SPIE Professional April 2010
Lunar Laser Ranging
After 40 years of continuous lunar laser ranging using 1960s-era equipment and reflectors left on the moon by Apollo astronauts, the McDonald Laser Ranging Station in Texas lost its NSF funding late last year.
More modern LLR stations at Apache Point in New Mexico (USA) and Observatoire de la Côte d'Azur (France) will carry out the same work, however, and with greater accuracy.
LLR experiments have allowed scientists to determine the exact distance between the Earth and moon, the speed of rotation of the Earth and the moon, as well as axial and orbital variations. Lunar laser analysis provides a highly accurate test of the Equivalence Principle along with several other tests of Einstein's general relativity. More in the SPIE Newsroom.
Extreme Light Infrastructure
Scientists involved with the pan-European Extreme Light Infrastructure project have agreed to spread the first facilities for an exawatt-class laser among three or four countries in eastern Europe. The first three sites, to be part of the European Research Infrastructure Consortium, will be in Prague in the Czech Republic, Szeged, Hungary, and Magurele, Romania.
The Prague facility will be dedicated to particle acceleration and x-ray generation while the Szeged facility will be focused on attosecond science. The Magurele site will be used for laser-based photonuclear physics.
ELI will be the first infrastructure to investigate laser-matter interactions in the unexplored ultra-relativistic regime. When built, the ELI laser will deliver extremely bright pulses at high repetition rate (at least 1 shot per minute).
Gerard Mourou is ELI project coordinator. More
SPIE Laser Video Series
Video interviews with laser innovators, pioneers, historians, and others involved with laser technologies for medicine, industry, and research are being posted to the SPIE Newsroom weekly as part of the SPIE Advancing the Laser tribute.
Topics range from a 2010 discussion of optical coherence tomography by MIT's James Fujimoto to the history of the laser at TRUMPF. A 1983 video of Theodore Maiman recalling the race to invent the laser is also included in the series. See these and more.
Laser pointers have become so commonplace and affordable, and laser guide stars so frequently used in adaptive optics systems at major observatories that rules have been put into place to ensure they aren't misused and don't interfere with aircraft or orbiting satellites.
Observatories such as the ones at Palomar (CA) and Mauna Kea (HI) in the United States and elsewhere that use lasers in their adaptive optics systems must follow rules promulgated by their country's aeronautical and military authorities.

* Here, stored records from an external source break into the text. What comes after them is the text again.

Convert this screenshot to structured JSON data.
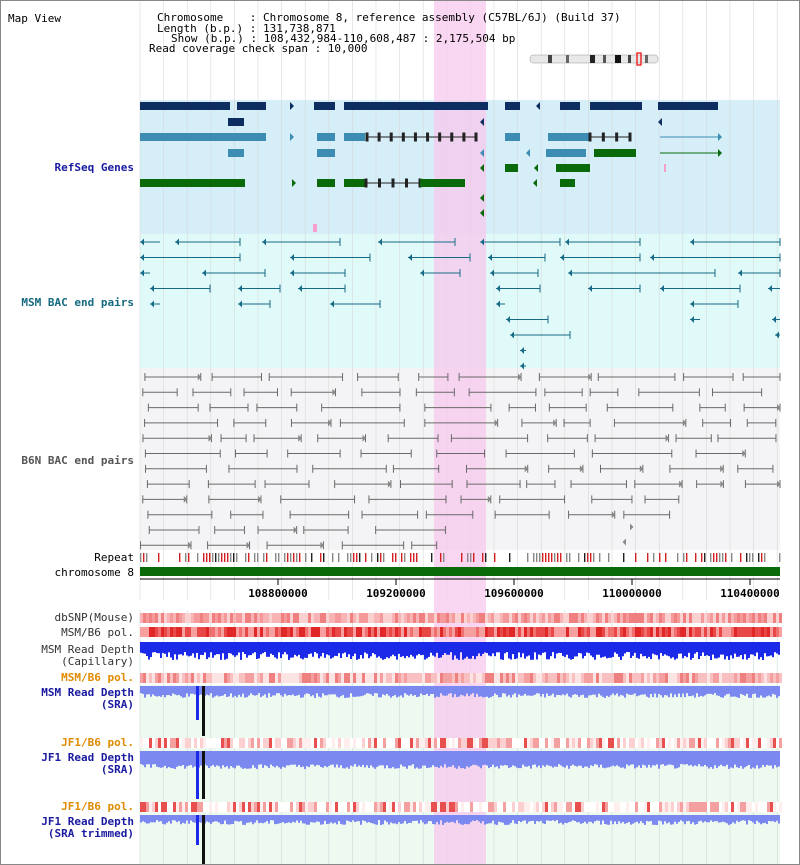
{
  "header": {
    "title": "Map View",
    "info_lines": [
      "Chromosome    : Chromosome 8, reference assembly (C57BL/6J) (Build 37)",
      "Length (b.p.) : 131,738,871",
      "Show (b.p.) : 108,432,984-110,608,487 : 2,175,504 bp",
      "Read coverage check span : 10,000"
    ]
  },
  "tracks": {
    "refseq": "RefSeq Genes",
    "msm_bac": "MSM BAC end pairs",
    "b6n_bac": "B6N BAC end pairs",
    "repeat": "Repeat",
    "chromosome": "chromosome 8",
    "dbsnp": "dbSNP(Mouse)",
    "msm_b6_pol_1": "MSM/B6 pol.",
    "msm_depth_cap_1": "MSM Read Depth",
    "msm_depth_cap_2": "(Capillary)",
    "msm_b6_pol_2": "MSM/B6 pol.",
    "msm_depth_sra_1": "MSM Read Depth",
    "msm_depth_sra_2": "(SRA)",
    "jf1_pol_1": "JF1/B6 pol.",
    "jf1_depth_sra_1": "JF1 Read Depth",
    "jf1_depth_sra_2": "(SRA)",
    "jf1_pol_2": "JF1/B6 pol.",
    "jf1_depth_trim_1": "JF1 Read Depth",
    "jf1_depth_trim_2": "(SRA trimmed)"
  },
  "axis": {
    "ticks": [
      "108800000",
      "109200000",
      "109600000",
      "110000000",
      "110400000"
    ]
  },
  "colors": {
    "refseq_band": "#d6eef8",
    "msm_bac_band": "#e0fafa",
    "b6n_bac_band": "#f4f4f6",
    "highlight": "#f8d0ee",
    "gene_dark": "#0e2e62",
    "gene_mid": "#3c8cb4",
    "gene_green": "#0a6a0a",
    "msm_bac": "#176a86",
    "b6n_bac": "#6a6a6a",
    "chromosome": "#0a6a0a",
    "depth": "#1a2ae8",
    "depth_light": "#7a88f0",
    "label_navy": "#1a1aa0",
    "label_teal": "#156a80",
    "label_orange": "#e08a00"
  }
}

Small laser pointers have been used to distract a hockey player during a Flames-Canucks game in Vancouver (Canada) and hundreds of pilots in several countries, prompting local and federal police to investigate and prosecute. A Massachusetts man faces up to 25 years in prison after being convicted in federal court of pointing a green laser beam at a state police helicopter in 2007 and then lying to police about it.
Jenoptik Opens Laser Application Center in Korea
Jenoptik Chairman Michael Mertin and CFO Frank Einhellinger opened a new sales, application and service site in Pyeongtaek, Korea in March. The $4.4 million facility allows customers and interested parties in the areas of electronic, flat panels, photovoltaics, and automotive to test lasers and laser applications for their own production environments on site with their own materials and refine the processes together with Jenoptik engineers.
The center is equipped with two laser systems for processes in the electronic as well as photovoltaics and flat panel industries: the JENOPTIK VOTAN(TM) Semi 300 is designed for machining wafers (Si, GaAs or SiC) and thus also for ultra-precise applications in clean room environments. The special separation process developed by Jenoptik, so-called TLS-Dicing(TM) (TLS = Thermal Laser Separation), enables the quick, efficient and damage-free separation of semiconductor wafers. With the JENOPTIK VOTAN(TM) Advanced laser system, the TLS process specifically addresses the photovoltaics and flat panel industry for separation of thin-film solar cells and display glass.
In addition to tests, the facility can be used to develop individual technological solutions on the systems, manufacture pilot runs and small batches, and commission feasibility studies.
There are plans to expand the application center with additional laser systems as part of the expansion of JENOPTIK Korea Corporation Ltd.